In deze zaak heeft de Rechtbank Rotterdam op 9 mei 2022 uitspraak gedaan in een verzoek tot herziening van een eerder WIA-besluit van het UWV. Eiseres, die als beveiliger werkte, had eerder een WIA-uitkering aangevraagd, maar deze was afgewezen omdat zij minder dan 35% arbeidsongeschikt werd geacht. Na een herbeoordeling in 2019 kreeg zij een WIA-uitkering, maar zij verzocht om herziening van het eerdere besluit van 12 februari 2018, omdat er volgens haar nieuwe medische informatie was die haar situatie zou kunnen veranderen.
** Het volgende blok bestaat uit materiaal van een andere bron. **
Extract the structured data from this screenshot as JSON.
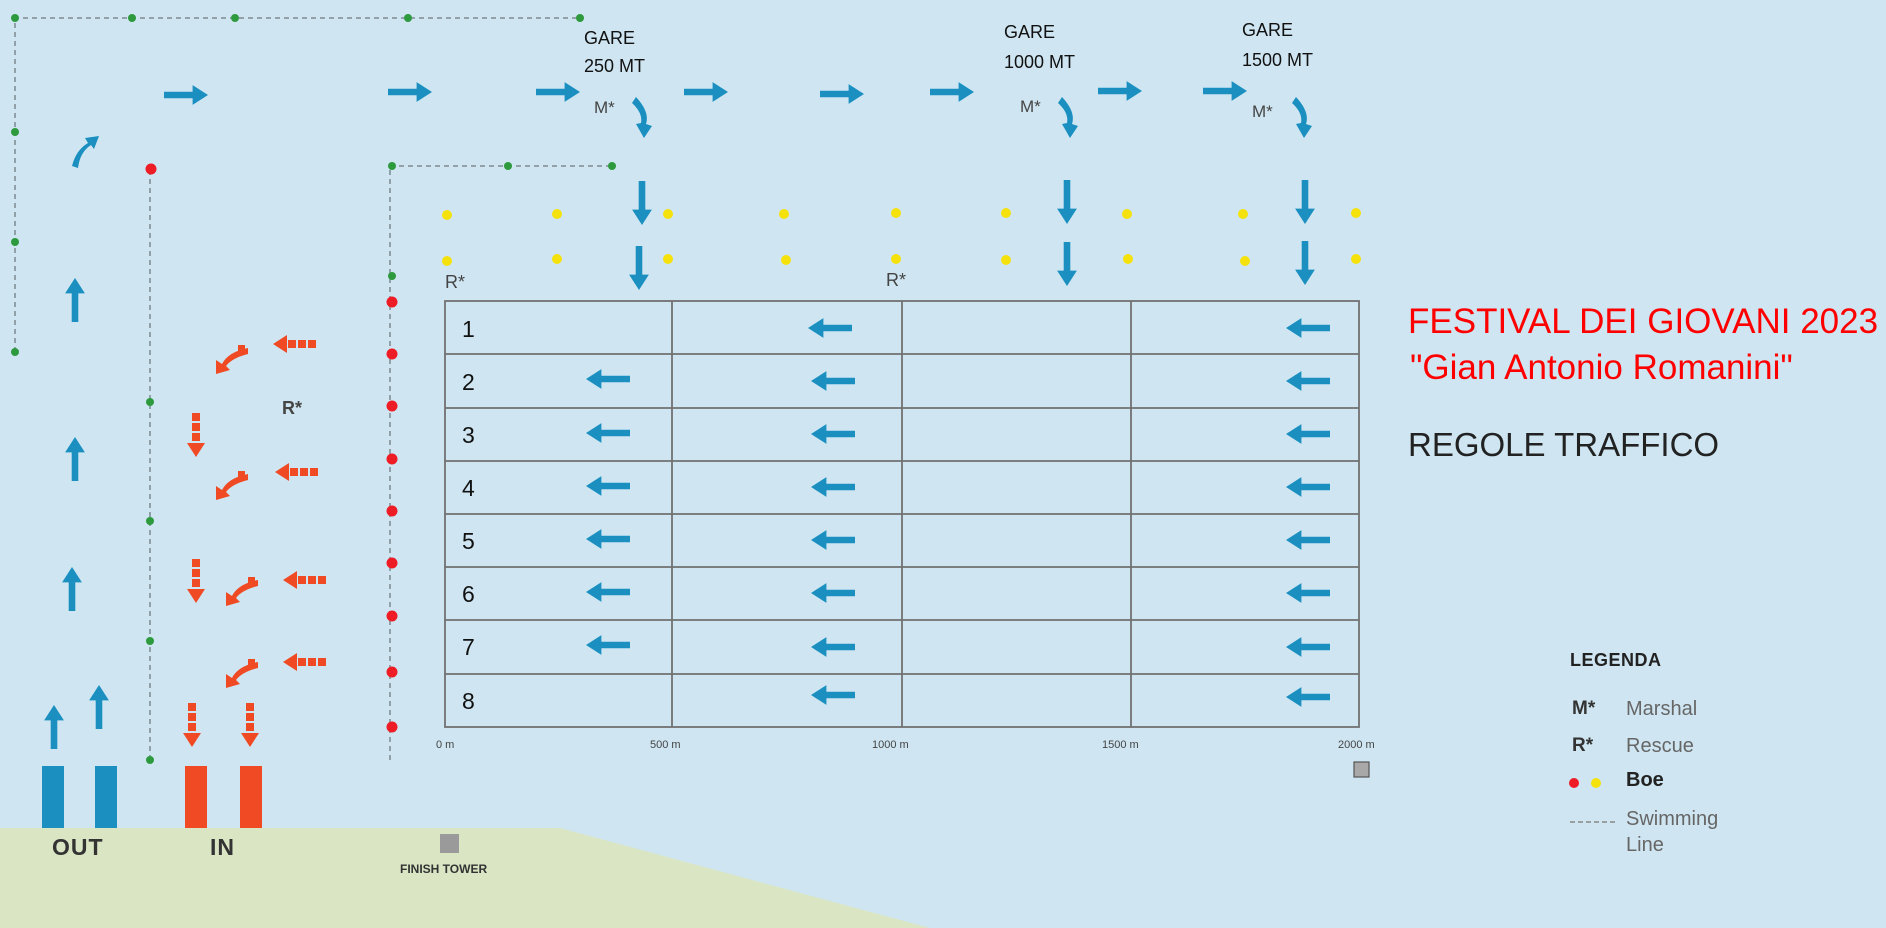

De rechtbank oordeelde dat het UWV terecht had besloten het verzoek tot herziening af te wijzen. De rechtbank stelde vast dat er geen nieuwe feiten of veranderde omstandigheden waren die een herziening van het besluit rechtvaardigden. Het enkele feit dat er een nieuwe diagnose was gesteld, werd niet als voldoende beschouwd om het eerdere besluit te herzien. De rechtbank benadrukte dat de verzekeringsarts bij de eerdere beoordeling al rekening had gehouden met de beperkingen van eiseres en dat de diagnose op zich geen nieuw relevant feit vormde.
De rechtbank concludeerde dat het UWV zorgvuldig had gehandeld en dat het bestreden besluit niet evident onredelijk was. Eiseres kreeg geen gelijk in haar beroep, wat betekende dat de proceskosten niet vergoed zouden worden. De uitspraak werd openbaar gemaakt op rechtspraak.nl.